Все это я написал не только чтобы рассказать о нашей жизненной ситуации. Как часто я слышу от родителей: «Ах! Мы бы с радостью учили своих детей сами! Но ведь надо зарабатывать деньги! Мы же не можем засесть дома, бросив работу. На что же тогда жить?!»
Само понятие «на что жить?» разное у разных людей. Мы временами жили на уровне в 3-4 раза ниже прожиточного. Многие годы денег хватало только-только на самые необходимые продукты. И ничего – справились. А для кого-то необходимы дорогие вещи, престижный автомобиль, отдых за границей...
Уж если мы в нашей ситуации могли 15 лет идти таким путем, то что говорить о людях, находящихся в гораздо более благоприятной жизненной ситуации?! Если очень надо, то возможности найти, наверное, всегда можно.
Ситуация воспитания в очень тяжелых материальных условиях имеет не только отрицательные, но и многие положительные моменты. Вырабатывается терпение, смирение, разумное и ответственное отношение к деньгам и покупкам. Вырабатывается чувство собственного достоинства, не зависящее от уровня финансового благосостояния. Человек с ранних лет учится добиваться желаемого не только за счет кошелька родителей, но и за счет своих личных усилий (например, не купить гитару, а самому собрать хороший инструмент из остатков старых гитар). Тема, словом, весьма серьезная. В моей книге «Воспитание и обучение не по стандарту» есть глава об этом.
Но мне не хочется никого пугать. Совершенно не обязательно, реализуя путь семейного обучения, впадать в нищету. Если один из родителей работает, нормально обеспечивая семью, а другой занимается с детьми, то какие проблемы?

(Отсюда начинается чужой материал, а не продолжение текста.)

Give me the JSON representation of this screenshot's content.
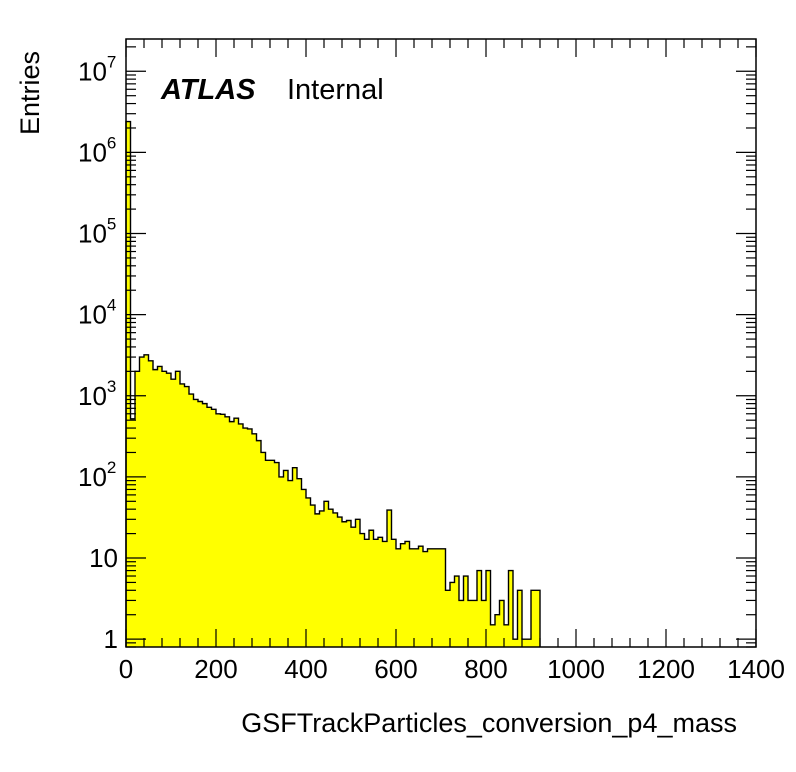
{
  "chart_data": {
    "type": "bar",
    "title": "",
    "xlabel": "GSFTrackParticles_conversion_p4_mass",
    "ylabel": "Entries",
    "label_bold": "ATLAS",
    "label_text": "Internal",
    "fill_color": "#ffff00",
    "line_color": "#000000",
    "y_scale": "log",
    "xlim": [
      0,
      1400
    ],
    "ylim": [
      0.8,
      25000000
    ],
    "grid": false,
    "x_ticks": [
      0,
      200,
      400,
      600,
      800,
      1000,
      1200,
      1400
    ],
    "x_tick_labels": [
      "0",
      "200",
      "400",
      "600",
      "800",
      "1000",
      "1200",
      "1400"
    ],
    "y_ticks": [
      1,
      10,
      100,
      1000,
      10000,
      100000,
      1000000,
      10000000
    ],
    "y_tick_labels": [
      {
        "base": "1",
        "exp": ""
      },
      {
        "base": "10",
        "exp": ""
      },
      {
        "base": "10",
        "exp": "2"
      },
      {
        "base": "10",
        "exp": "3"
      },
      {
        "base": "10",
        "exp": "4"
      },
      {
        "base": "10",
        "exp": "5"
      },
      {
        "base": "10",
        "exp": "6"
      },
      {
        "base": "10",
        "exp": "7"
      }
    ],
    "bin_width": 10,
    "bin_start": 0,
    "values": [
      2400000,
      520,
      2000,
      3000,
      3200,
      2700,
      2100,
      2300,
      2000,
      1900,
      1600,
      2000,
      1400,
      1300,
      1050,
      900,
      850,
      800,
      720,
      680,
      600,
      590,
      550,
      480,
      530,
      450,
      400,
      390,
      340,
      280,
      200,
      160,
      160,
      150,
      100,
      120,
      90,
      130,
      95,
      70,
      55,
      45,
      35,
      38,
      50,
      40,
      36,
      32,
      28,
      29,
      24,
      30,
      20,
      17,
      22,
      17,
      18,
      16,
      39,
      17,
      13,
      15,
      16,
      13,
      13,
      14,
      12,
      13,
      13,
      13,
      13,
      4,
      5,
      6,
      3,
      6,
      3,
      3,
      7,
      3,
      7,
      1.5,
      2,
      3,
      1.5,
      7,
      1,
      4,
      1,
      1,
      4,
      4
    ]
  }
}
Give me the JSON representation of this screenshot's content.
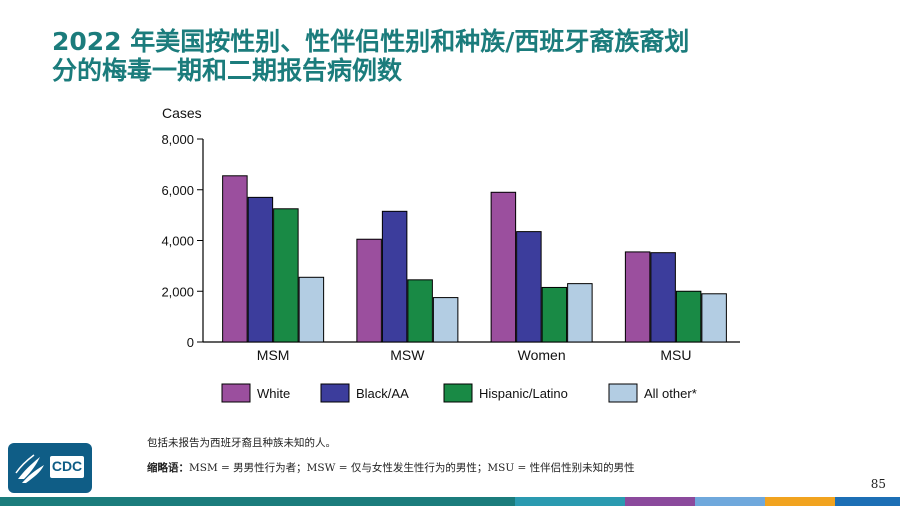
{
  "title": {
    "line1": "2022 年美国按性别、性伴侣性别和种族/西班牙裔族裔划",
    "line2": "分的梅毒一期和二期报告病例数"
  },
  "chart_data": {
    "type": "bar",
    "ylabel": "Cases",
    "ylim": [
      0,
      8000
    ],
    "yticks": [
      0,
      2000,
      4000,
      6000,
      8000
    ],
    "ytick_labels": [
      "0",
      "2,000",
      "4,000",
      "6,000",
      "8,000"
    ],
    "categories": [
      "MSM",
      "MSW",
      "Women",
      "MSU"
    ],
    "series": [
      {
        "name": "White",
        "color": "#9b4f9e",
        "values": [
          6550,
          4050,
          5900,
          3550
        ]
      },
      {
        "name": "Black/AA",
        "color": "#3c3d9c",
        "values": [
          5700,
          5150,
          4350,
          3520
        ]
      },
      {
        "name": "Hispanic/Latino",
        "color": "#198a45",
        "values": [
          5250,
          2450,
          2150,
          2000
        ]
      },
      {
        "name": "All other*",
        "color": "#b3cde3",
        "values": [
          2550,
          1750,
          2300,
          1900
        ]
      }
    ],
    "legend_position": "bottom"
  },
  "footnote": "包括未报告为西班牙裔且种族未知的人。",
  "abbreviations": {
    "label": "缩略语：",
    "text": "MSM = 男男性行为者；MSW = 仅与女性发生性行为的男性；MSU = 性伴侣性别未知的男性"
  },
  "logo": {
    "text": "CDC"
  },
  "page_number": "85",
  "stripe_colors": [
    "#1b7c7c",
    "#2a9ab0",
    "#8b4a9c",
    "#6fa8dc",
    "#f1a31f",
    "#1d6fb5"
  ]
}
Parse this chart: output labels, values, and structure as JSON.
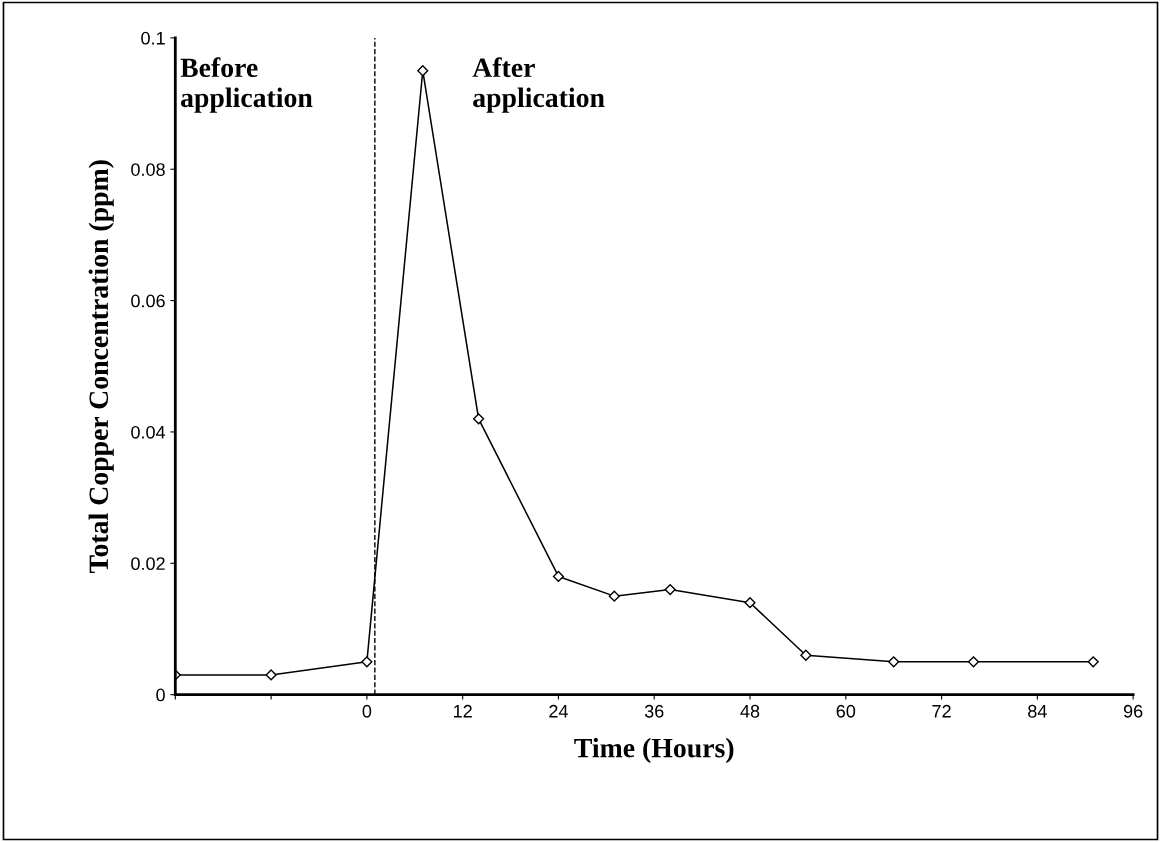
{
  "chart_data": {
    "type": "line",
    "xlabel": "Time (Hours)",
    "ylabel": "Total Copper Concentration (ppm)",
    "x": [
      -24,
      -12,
      0,
      7,
      14,
      24,
      31,
      38,
      48,
      55,
      66,
      76,
      91
    ],
    "series": [
      {
        "color": "#000000",
        "values": [
          0.003,
          0.003,
          0.005,
          0.095,
          0.042,
          0.018,
          0.015,
          0.016,
          0.014,
          0.006,
          0.005,
          0.005,
          0.005
        ]
      }
    ],
    "marker": "diamond",
    "line_style": "solid",
    "grid": false,
    "legend": false,
    "xlim": [
      -24,
      96
    ],
    "xticks": [
      {
        "value": -24,
        "label": null
      },
      {
        "value": -12,
        "label": null
      },
      0,
      12,
      24,
      36,
      48,
      60,
      72,
      84,
      96
    ],
    "ylim": [
      0,
      0.1
    ],
    "yticks": [
      0,
      0.02,
      0.04,
      0.06,
      0.08,
      0.1
    ],
    "ref_lines": [
      {
        "axis": "x",
        "value": 1,
        "line_style": "dashed",
        "color": "#000000"
      }
    ],
    "annotations": [
      "Before\napplication",
      "After\napplication"
    ]
  }
}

И завершить мне хочется такой вот мыслью. Если бы я ходил на работу, а дети мои учились бы в школе, то для того, чтобы дать им образование и воспитание на таком уровне, какое они получили, мне пришлось бы платить не одну тысячу долларов в месяц. То есть можно считать, что я эти деньги как будто бы заработал и потратил на оплату частных школ, гувернеров, психологов, репетиторов, дорогих студий, детских развлекательно-обучающих лагерей и всего такого прочего. Поскольку, по сути, у нас все это было.